JONATHAN PINGLE: Yeah, to be honest, that was one of the more remarkable things about Chair Powell's comments last Wednesday. You know, the message, he seemed completely unfazed referring to a three month moving average of nonfarm payroll employment of $265,000.
And even after the strong employment report on Friday, that average is now 276, so it's not a whole lot different. And on the Wednesday in his comments, he referred directly back to the March summary of economic projections, you know, which the median participant had penciled in three rate cuts this year.
So it sounds like to the chair-- you know, setting aside a lot of the more hawkish rhetoric coming out of the regional Fed presidents, it does sound like to the chair that that March SEP is kind of still operable, to use a word that Chair Powell has used before.
But I really do think it hinges heavily on the inflation data we're gonna get this week. I mean, I-- you know, we can-- we can debate whether or not the strength in the employment report is enough to sort of keep rates higher for longer. But I think ultimately-- you had a guest on earlier saying the Fed sounds like they would like to cut, I think they would. It's really inflation that's gonna determine whether or not they can.

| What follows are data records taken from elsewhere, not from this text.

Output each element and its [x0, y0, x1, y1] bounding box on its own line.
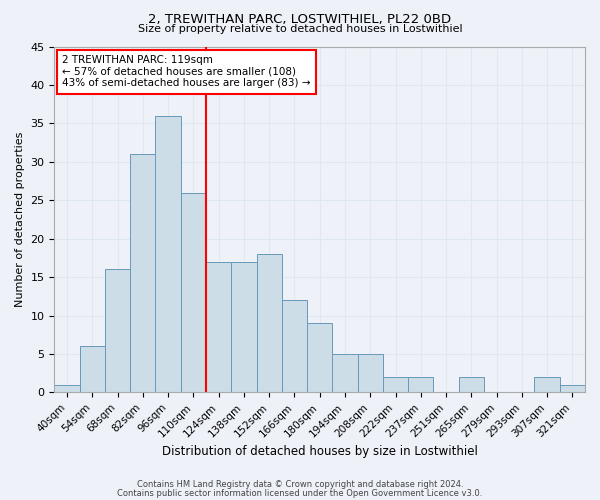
- Bar: [206, 262, 231, 392]
- Bar: [257, 254, 282, 392]
- Bar: [181, 192, 206, 392]
- Bar: [458, 377, 484, 392]
- Text: Contains HM Land Registry data © Crown copyright and database right 2024.: Contains HM Land Registry data © Crown c…: [137, 480, 463, 489]
- Bar: [231, 262, 257, 392]
- Bar: [105, 270, 130, 392]
- Text: Size of property relative to detached houses in Lostwithiel: Size of property relative to detached ho…: [137, 24, 463, 34]
- Bar: [358, 354, 383, 393]
- Bar: [130, 154, 155, 392]
- Text: 2 TREWITHAN PARC: 119sqm
← 57% of detached houses are smaller (108)
43% of semi-: 2 TREWITHAN PARC: 119sqm ← 57% of detach…: [62, 55, 311, 88]
- Text: Contains public sector information licensed under the Open Government Licence v3: Contains public sector information licen…: [118, 489, 482, 498]
- Text: 2, TREWITHAN PARC, LOSTWITHIEL, PL22 0BD: 2, TREWITHAN PARC, LOSTWITHIEL, PL22 0BD: [148, 12, 452, 26]
- Y-axis label: Number of detached properties: Number of detached properties: [15, 132, 25, 307]
- Bar: [383, 377, 408, 392]
- X-axis label: Distribution of detached houses by size in Lostwithiel: Distribution of detached houses by size …: [162, 444, 478, 458]
- Bar: [282, 300, 307, 392]
- Bar: [560, 384, 585, 392]
- Bar: [307, 323, 332, 392]
- Bar: [80, 346, 105, 393]
- Bar: [408, 377, 433, 392]
- Bar: [55, 384, 80, 392]
- Bar: [332, 354, 358, 393]
- Bar: [155, 116, 181, 392]
- Bar: [535, 377, 560, 392]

JULIE HYMAN: Well, and it struck us today that you had Jamie Dimon in his shareholder letter saying, well, we're prepared for interest rates to be 2% to 8% or even more. I mean, that's a pretty broad range of what they're prepared for. And maybe he's just being Jamie Dimon and being safe and preparing for every eventuality.

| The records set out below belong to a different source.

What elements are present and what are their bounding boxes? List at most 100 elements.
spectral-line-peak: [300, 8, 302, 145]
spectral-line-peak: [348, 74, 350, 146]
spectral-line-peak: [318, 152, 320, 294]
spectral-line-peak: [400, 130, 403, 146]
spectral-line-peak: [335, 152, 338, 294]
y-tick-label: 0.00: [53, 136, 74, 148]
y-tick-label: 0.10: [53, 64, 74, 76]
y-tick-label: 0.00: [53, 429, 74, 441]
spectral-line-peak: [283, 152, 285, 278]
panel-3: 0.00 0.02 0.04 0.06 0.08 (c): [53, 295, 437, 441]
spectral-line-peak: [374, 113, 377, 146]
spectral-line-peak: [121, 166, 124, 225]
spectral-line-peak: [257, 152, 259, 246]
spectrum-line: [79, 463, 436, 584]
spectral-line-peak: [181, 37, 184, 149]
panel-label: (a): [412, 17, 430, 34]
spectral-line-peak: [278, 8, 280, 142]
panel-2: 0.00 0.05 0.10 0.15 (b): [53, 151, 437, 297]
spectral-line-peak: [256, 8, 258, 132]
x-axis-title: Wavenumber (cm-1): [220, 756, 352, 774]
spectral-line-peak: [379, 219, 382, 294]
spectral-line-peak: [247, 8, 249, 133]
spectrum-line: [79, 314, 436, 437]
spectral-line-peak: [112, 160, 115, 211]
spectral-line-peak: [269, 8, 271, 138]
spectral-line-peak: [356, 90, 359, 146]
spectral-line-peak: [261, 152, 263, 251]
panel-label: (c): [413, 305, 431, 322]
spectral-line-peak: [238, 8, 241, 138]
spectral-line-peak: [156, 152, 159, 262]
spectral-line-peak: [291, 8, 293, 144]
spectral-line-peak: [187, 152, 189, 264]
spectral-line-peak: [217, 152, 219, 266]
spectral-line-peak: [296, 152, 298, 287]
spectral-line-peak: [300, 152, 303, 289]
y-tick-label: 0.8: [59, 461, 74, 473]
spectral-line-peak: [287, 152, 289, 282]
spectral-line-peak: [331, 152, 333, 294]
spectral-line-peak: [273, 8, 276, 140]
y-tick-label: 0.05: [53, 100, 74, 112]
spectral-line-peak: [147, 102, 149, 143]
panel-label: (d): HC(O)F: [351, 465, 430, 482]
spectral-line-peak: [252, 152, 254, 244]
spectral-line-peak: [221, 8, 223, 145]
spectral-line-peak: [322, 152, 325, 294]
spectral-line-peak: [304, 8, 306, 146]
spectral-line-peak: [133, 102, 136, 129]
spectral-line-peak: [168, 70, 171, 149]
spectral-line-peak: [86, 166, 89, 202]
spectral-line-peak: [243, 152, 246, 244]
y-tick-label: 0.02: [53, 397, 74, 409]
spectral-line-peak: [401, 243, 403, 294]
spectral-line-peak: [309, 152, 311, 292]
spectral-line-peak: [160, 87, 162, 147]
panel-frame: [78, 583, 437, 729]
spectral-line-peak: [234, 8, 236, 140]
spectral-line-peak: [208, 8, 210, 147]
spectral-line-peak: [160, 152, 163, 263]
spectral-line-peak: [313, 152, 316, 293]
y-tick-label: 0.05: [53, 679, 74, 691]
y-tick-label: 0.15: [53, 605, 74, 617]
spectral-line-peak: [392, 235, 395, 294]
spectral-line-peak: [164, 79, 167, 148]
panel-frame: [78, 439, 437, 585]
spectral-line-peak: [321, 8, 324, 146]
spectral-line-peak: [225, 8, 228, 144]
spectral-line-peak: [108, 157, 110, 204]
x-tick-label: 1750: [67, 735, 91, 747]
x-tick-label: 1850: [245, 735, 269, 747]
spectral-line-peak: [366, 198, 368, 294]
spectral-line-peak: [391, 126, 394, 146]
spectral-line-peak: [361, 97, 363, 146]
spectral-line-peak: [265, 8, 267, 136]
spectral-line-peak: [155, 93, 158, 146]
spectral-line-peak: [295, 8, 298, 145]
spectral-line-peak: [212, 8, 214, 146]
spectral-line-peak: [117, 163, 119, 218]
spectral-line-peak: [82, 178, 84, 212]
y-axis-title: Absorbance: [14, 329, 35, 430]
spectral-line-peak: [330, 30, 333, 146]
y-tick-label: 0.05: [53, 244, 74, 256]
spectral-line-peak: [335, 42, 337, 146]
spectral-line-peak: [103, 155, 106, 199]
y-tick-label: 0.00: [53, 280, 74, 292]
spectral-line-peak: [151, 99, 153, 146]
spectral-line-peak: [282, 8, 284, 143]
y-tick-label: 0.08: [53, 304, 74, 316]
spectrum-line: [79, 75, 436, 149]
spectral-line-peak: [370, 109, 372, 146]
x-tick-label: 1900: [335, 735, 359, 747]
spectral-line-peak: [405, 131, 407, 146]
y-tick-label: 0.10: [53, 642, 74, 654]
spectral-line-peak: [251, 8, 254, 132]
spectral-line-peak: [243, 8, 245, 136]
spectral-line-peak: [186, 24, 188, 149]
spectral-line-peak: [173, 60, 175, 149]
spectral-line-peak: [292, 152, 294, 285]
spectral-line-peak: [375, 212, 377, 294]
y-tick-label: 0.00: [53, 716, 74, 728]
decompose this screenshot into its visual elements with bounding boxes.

But the idea that we could see rates not come down, I mean, how likely do you think that-- some of your peers on the Street, not many of them. But some of them are saying maybe we won't even get a cut this year.
JONATHAN PINGLE: So first of all, the potential-- the potential for-- there's the-- risk of something happening are pretty-- and the potential range of potential outcomes here is pretty wide, right? So I think, you know, Jamie Dimon and I think being in a bank, certainly you want to assess and be prepared for any of these risks.
So, you know, it could be that inflation not only proves sticky but starts to resume increases. I think Chair Powell actually is worried about that risk as well. You know, when you get to July and August, the base effects are gonna flip, right?
We had very low month-over-month increases in inflation in July and August of last year. You replace those with relatively strong increases, and inflation is going-- year-over-year change is gonna start to pick back up as you head into the end of this year. I think that's a scenario that the Fed wants to avoid. And I think that's the kind of scenario that would put rate hikes potentially back on the table at some point.
I don't think that's the near-term risk here. I think the risk right now is base effects are going their way. We are expecting a step down in the CPI to be reported on Wednesday. You know, we'll get the full run of PPI, CPI to look at the March PC inflation data.
I think that's really also gonna tell us a lot about, you know, are we gonna sort of stall around 2 and 1/2% inflation, or is this likely to continue moving lower? I mean, I think we're gonna learn a lot not just in, you know, over the month change in March. But when we look at the components, it'll give us, I think, a much better sense to go forward.